Use of a new model allowing controlled uniaxial loading to evaluate tendon healing in a bone tunnel

Abstract

The optimal mechanical loading regimen for the healing of a tendon graft in a bone tunnel is unknown. We developed a rat model that directly tensions a healing tendon graft, without the use of confounding joint motion. Fifty cycles of either 0, 3, or 6 N of tension were applied to groups daily for 3 or 6 weeks. At 3 weeks the low load (3 N) group had the highest failure load (p = 0.009), but by 6 weeks there were no differences in failure load among groups.

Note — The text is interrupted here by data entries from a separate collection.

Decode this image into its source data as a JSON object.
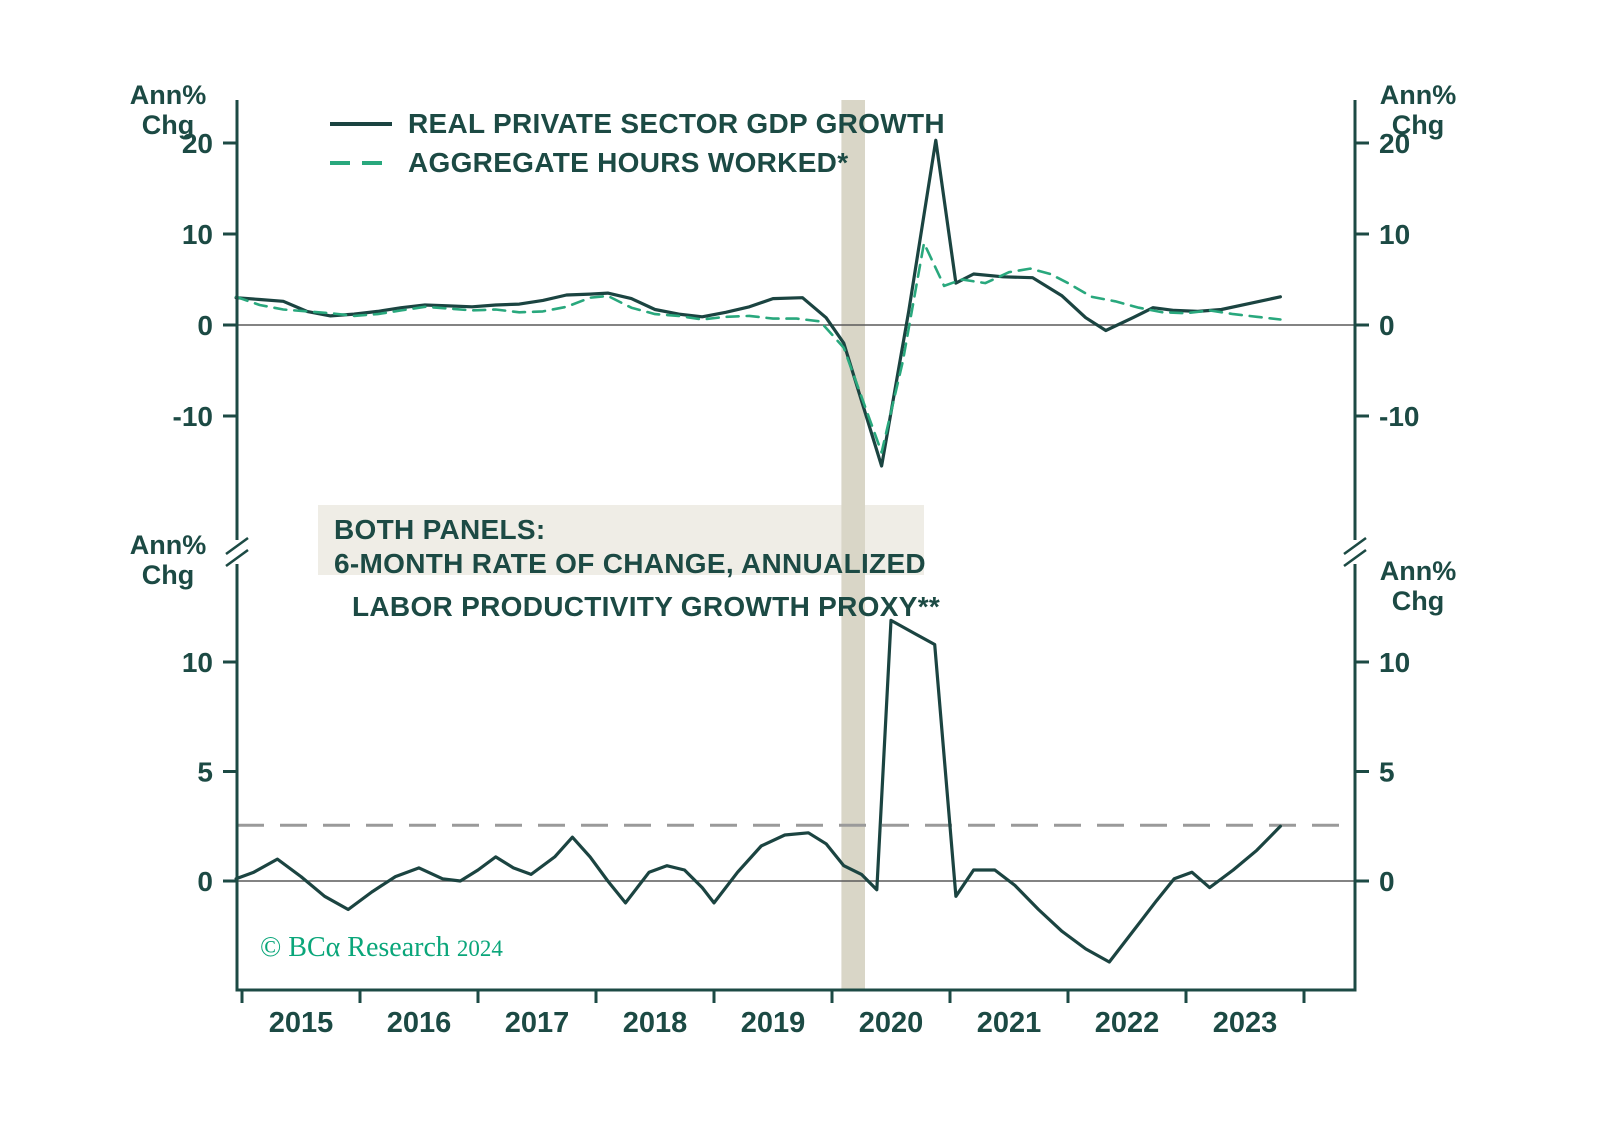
{
  "colors": {
    "dark_line": "#1b4441",
    "text": "#1c4a44",
    "green_line": "#29a87d",
    "band": "#d9d6c7",
    "annotation_bg": "#efede6",
    "zero_line": "#5a5a5a",
    "average_line": "#9a9a9a",
    "copyright_green": "#0aa67a"
  },
  "axis_units": {
    "line1": "Ann%",
    "line2": "Chg"
  },
  "x_axis": {
    "year_labels": [
      "2015",
      "2016",
      "2017",
      "2018",
      "2019",
      "2020",
      "2021",
      "2022",
      "2023"
    ],
    "tick_years": [
      2015,
      2016,
      2017,
      2018,
      2019,
      2020,
      2021,
      2022,
      2023,
      2024
    ]
  },
  "annotation": {
    "line1": "BOTH PANELS:",
    "line2": "6-MONTH RATE OF CHANGE, ANNUALIZED"
  },
  "copyright": {
    "symbol": "©",
    "brand": "BCα Research",
    "year": "2024"
  },
  "chart_data": [
    {
      "type": "line",
      "panel": "top",
      "ylabel": "Ann% Chg",
      "yticks": [
        20,
        10,
        0,
        -10
      ],
      "ylim": [
        -24,
        26
      ],
      "grid": false,
      "legend_position": "top-left",
      "recession_band_x": [
        2020.08,
        2020.28
      ],
      "zero_line": 0,
      "series": [
        {
          "name": "REAL PRIVATE SECTOR GDP GROWTH",
          "style": "solid",
          "color": "#1b4441",
          "points": [
            [
              2014.95,
              3.0
            ],
            [
              2015.15,
              2.8
            ],
            [
              2015.35,
              2.6
            ],
            [
              2015.55,
              1.5
            ],
            [
              2015.75,
              1.0
            ],
            [
              2015.95,
              1.2
            ],
            [
              2016.15,
              1.5
            ],
            [
              2016.35,
              1.9
            ],
            [
              2016.55,
              2.2
            ],
            [
              2016.75,
              2.1
            ],
            [
              2016.95,
              2.0
            ],
            [
              2017.15,
              2.2
            ],
            [
              2017.35,
              2.3
            ],
            [
              2017.55,
              2.7
            ],
            [
              2017.75,
              3.3
            ],
            [
              2017.95,
              3.4
            ],
            [
              2018.1,
              3.5
            ],
            [
              2018.3,
              2.9
            ],
            [
              2018.5,
              1.7
            ],
            [
              2018.7,
              1.2
            ],
            [
              2018.9,
              0.9
            ],
            [
              2019.1,
              1.4
            ],
            [
              2019.3,
              2.0
            ],
            [
              2019.5,
              2.9
            ],
            [
              2019.75,
              3.0
            ],
            [
              2019.95,
              0.8
            ],
            [
              2020.1,
              -2.0
            ],
            [
              2020.42,
              -15.5
            ],
            [
              2020.65,
              1.5
            ],
            [
              2020.88,
              20.3
            ],
            [
              2021.05,
              4.6
            ],
            [
              2021.2,
              5.6
            ],
            [
              2021.45,
              5.3
            ],
            [
              2021.7,
              5.2
            ],
            [
              2021.95,
              3.2
            ],
            [
              2022.15,
              0.8
            ],
            [
              2022.32,
              -0.6
            ],
            [
              2022.55,
              0.8
            ],
            [
              2022.72,
              1.9
            ],
            [
              2022.9,
              1.6
            ],
            [
              2023.1,
              1.5
            ],
            [
              2023.3,
              1.7
            ],
            [
              2023.55,
              2.4
            ],
            [
              2023.8,
              3.1
            ]
          ]
        },
        {
          "name": "AGGREGATE HOURS WORKED*",
          "style": "dashed",
          "color": "#29a87d",
          "points": [
            [
              2014.95,
              3.1
            ],
            [
              2015.15,
              2.2
            ],
            [
              2015.35,
              1.7
            ],
            [
              2015.55,
              1.5
            ],
            [
              2015.75,
              1.3
            ],
            [
              2015.95,
              1.0
            ],
            [
              2016.15,
              1.2
            ],
            [
              2016.35,
              1.6
            ],
            [
              2016.55,
              2.0
            ],
            [
              2016.75,
              1.8
            ],
            [
              2016.95,
              1.6
            ],
            [
              2017.15,
              1.7
            ],
            [
              2017.35,
              1.4
            ],
            [
              2017.55,
              1.5
            ],
            [
              2017.75,
              2.0
            ],
            [
              2017.95,
              3.0
            ],
            [
              2018.1,
              3.2
            ],
            [
              2018.3,
              1.9
            ],
            [
              2018.5,
              1.2
            ],
            [
              2018.7,
              1.0
            ],
            [
              2018.9,
              0.6
            ],
            [
              2019.1,
              0.9
            ],
            [
              2019.3,
              1.0
            ],
            [
              2019.5,
              0.7
            ],
            [
              2019.7,
              0.7
            ],
            [
              2019.9,
              0.4
            ],
            [
              2020.1,
              -2.5
            ],
            [
              2020.42,
              -14.0
            ],
            [
              2020.6,
              -4.0
            ],
            [
              2020.78,
              9.0
            ],
            [
              2020.95,
              4.3
            ],
            [
              2021.1,
              5.0
            ],
            [
              2021.3,
              4.6
            ],
            [
              2021.5,
              5.8
            ],
            [
              2021.68,
              6.2
            ],
            [
              2021.85,
              5.6
            ],
            [
              2022.0,
              4.6
            ],
            [
              2022.2,
              3.1
            ],
            [
              2022.4,
              2.6
            ],
            [
              2022.6,
              1.9
            ],
            [
              2022.8,
              1.4
            ],
            [
              2023.0,
              1.3
            ],
            [
              2023.2,
              1.6
            ],
            [
              2023.4,
              1.2
            ],
            [
              2023.6,
              0.9
            ],
            [
              2023.8,
              0.6
            ]
          ]
        }
      ]
    },
    {
      "type": "line",
      "panel": "bottom",
      "title": "LABOR PRODUCTIVITY GROWTH PROXY**",
      "ylabel": "Ann% Chg",
      "yticks": [
        10,
        5,
        0
      ],
      "ylim": [
        -5,
        14.5
      ],
      "grid": false,
      "reference_line": 2.55,
      "zero_line": 0,
      "series": [
        {
          "name": "LABOR PRODUCTIVITY GROWTH PROXY",
          "style": "solid",
          "color": "#1b4441",
          "points": [
            [
              2014.95,
              0.1
            ],
            [
              2015.1,
              0.4
            ],
            [
              2015.3,
              1.0
            ],
            [
              2015.5,
              0.2
            ],
            [
              2015.7,
              -0.7
            ],
            [
              2015.9,
              -1.3
            ],
            [
              2016.1,
              -0.5
            ],
            [
              2016.3,
              0.2
            ],
            [
              2016.5,
              0.6
            ],
            [
              2016.7,
              0.1
            ],
            [
              2016.85,
              0.0
            ],
            [
              2017.0,
              0.5
            ],
            [
              2017.15,
              1.1
            ],
            [
              2017.3,
              0.6
            ],
            [
              2017.45,
              0.3
            ],
            [
              2017.65,
              1.1
            ],
            [
              2017.8,
              2.0
            ],
            [
              2017.95,
              1.1
            ],
            [
              2018.1,
              0.0
            ],
            [
              2018.25,
              -1.0
            ],
            [
              2018.45,
              0.4
            ],
            [
              2018.6,
              0.7
            ],
            [
              2018.75,
              0.5
            ],
            [
              2018.9,
              -0.3
            ],
            [
              2019.0,
              -1.0
            ],
            [
              2019.2,
              0.4
            ],
            [
              2019.4,
              1.6
            ],
            [
              2019.6,
              2.1
            ],
            [
              2019.8,
              2.2
            ],
            [
              2019.95,
              1.7
            ],
            [
              2020.1,
              0.7
            ],
            [
              2020.25,
              0.3
            ],
            [
              2020.38,
              -0.4
            ],
            [
              2020.5,
              11.9
            ],
            [
              2020.7,
              11.3
            ],
            [
              2020.87,
              10.8
            ],
            [
              2021.05,
              -0.7
            ],
            [
              2021.2,
              0.5
            ],
            [
              2021.38,
              0.5
            ],
            [
              2021.55,
              -0.2
            ],
            [
              2021.75,
              -1.3
            ],
            [
              2021.95,
              -2.3
            ],
            [
              2022.15,
              -3.1
            ],
            [
              2022.35,
              -3.7
            ],
            [
              2022.55,
              -2.3
            ],
            [
              2022.75,
              -0.9
            ],
            [
              2022.9,
              0.1
            ],
            [
              2023.05,
              0.4
            ],
            [
              2023.2,
              -0.3
            ],
            [
              2023.4,
              0.5
            ],
            [
              2023.6,
              1.4
            ],
            [
              2023.8,
              2.5
            ]
          ]
        }
      ]
    }
  ]
}
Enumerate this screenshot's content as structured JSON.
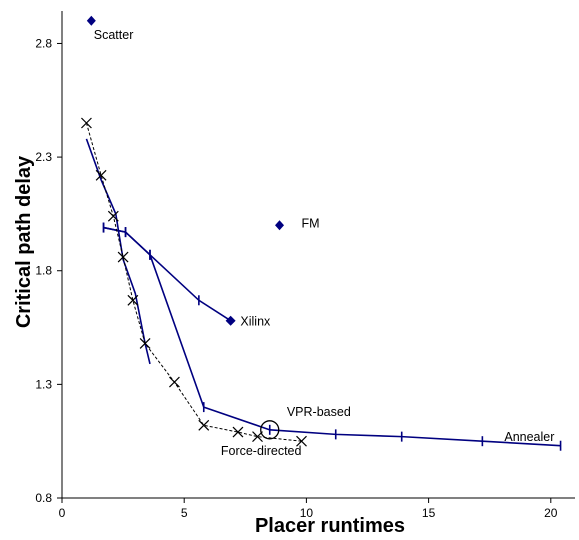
{
  "chart_data": {
    "type": "scatter",
    "title": "",
    "xlabel": "Placer runtimes",
    "ylabel": "Critical path delay",
    "xlim": [
      0,
      21
    ],
    "ylim": [
      0.8,
      3.0
    ],
    "x_ticks": [
      0,
      5,
      10,
      15,
      20
    ],
    "x_tick_labels": [
      "0",
      "5",
      "10",
      "15",
      "20"
    ],
    "y_ticks": [
      0.8,
      1.3,
      1.8,
      2.3,
      2.8
    ],
    "y_tick_labels": [
      "0.8",
      "1.3",
      "1.8",
      "2.3",
      "2.8"
    ],
    "grid": false,
    "legend": "none",
    "colors": {
      "main": "#000080",
      "dashed": "#000000"
    },
    "series": [
      {
        "name": "Annealer",
        "style": "solid-line-bar-markers",
        "x": [
          1.7,
          2.6,
          3.6,
          5.8,
          8.5,
          11.2,
          13.9,
          17.2,
          20.4
        ],
        "y": [
          1.99,
          1.97,
          1.87,
          1.2,
          1.1,
          1.08,
          1.07,
          1.05,
          1.03
        ]
      },
      {
        "name": "Xilinx",
        "style": "solid-line-bar-markers-diamond-end",
        "x": [
          1.7,
          2.6,
          3.6,
          5.6,
          6.9
        ],
        "y": [
          1.99,
          1.97,
          1.87,
          1.67,
          1.58
        ]
      },
      {
        "name": "",
        "style": "solid-line-no-markers",
        "x": [
          1.0,
          1.6,
          2.2,
          2.5,
          3.0,
          3.4,
          3.6
        ],
        "y": [
          2.38,
          2.2,
          2.05,
          1.85,
          1.7,
          1.48,
          1.39
        ]
      },
      {
        "name": "Force-directed",
        "style": "dashed-line-x-markers",
        "x": [
          1.0,
          1.6,
          2.1,
          2.5,
          2.9,
          3.4,
          4.6,
          5.8,
          7.2,
          8.0,
          9.8
        ],
        "y": [
          2.45,
          2.22,
          2.04,
          1.86,
          1.67,
          1.48,
          1.31,
          1.12,
          1.09,
          1.07,
          1.05
        ]
      },
      {
        "name": "Scatter",
        "style": "diamond",
        "x": [
          1.2
        ],
        "y": [
          2.9
        ]
      },
      {
        "name": "FM",
        "style": "diamond",
        "x": [
          8.9
        ],
        "y": [
          2.0
        ]
      },
      {
        "name": "VPR-based",
        "style": "circle",
        "x": [
          8.5
        ],
        "y": [
          1.1
        ]
      }
    ],
    "annotations": [
      {
        "text": "Scatter",
        "x": 1.3,
        "y": 2.82
      },
      {
        "text": "FM",
        "x": 9.8,
        "y": 1.99
      },
      {
        "text": "Xilinx",
        "x": 7.3,
        "y": 1.56
      },
      {
        "text": "VPR-based",
        "x": 9.2,
        "y": 1.16
      },
      {
        "text": "Annealer",
        "x": 18.1,
        "y": 1.05
      },
      {
        "text": "Force-directed",
        "x": 6.5,
        "y": 0.99
      }
    ]
  }
}
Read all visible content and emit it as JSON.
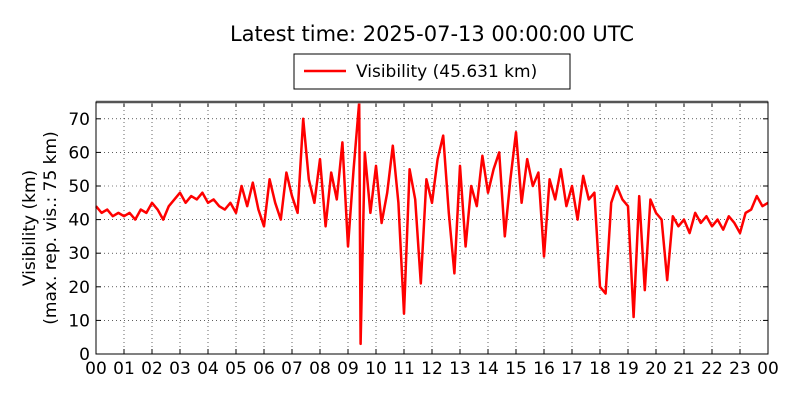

At 3 weeks the high load (6 N) group had greater osteoclast activity compared to the immobilized (0 N) group (p < 0.05), and by 6 weeks there were significantly more osteoclasts in the high load group compared to the low load group (p = 0.01). Bone volume fraction was higher in the immobilized group compared to the 3 N load group at 3 weeks (p = 0.014) and 6 weeks (p = 0.007). At 6 weeks, the immobilized group had greater trabecular number compared to both loading groups (p < 0.05). In conclusion, low magnitude loading had a beneficial early effect but continued loading led to poorer new bone formation over time and no beneficial effect at 6 weeks, perhaps due to delayed maturation from cumulative loads.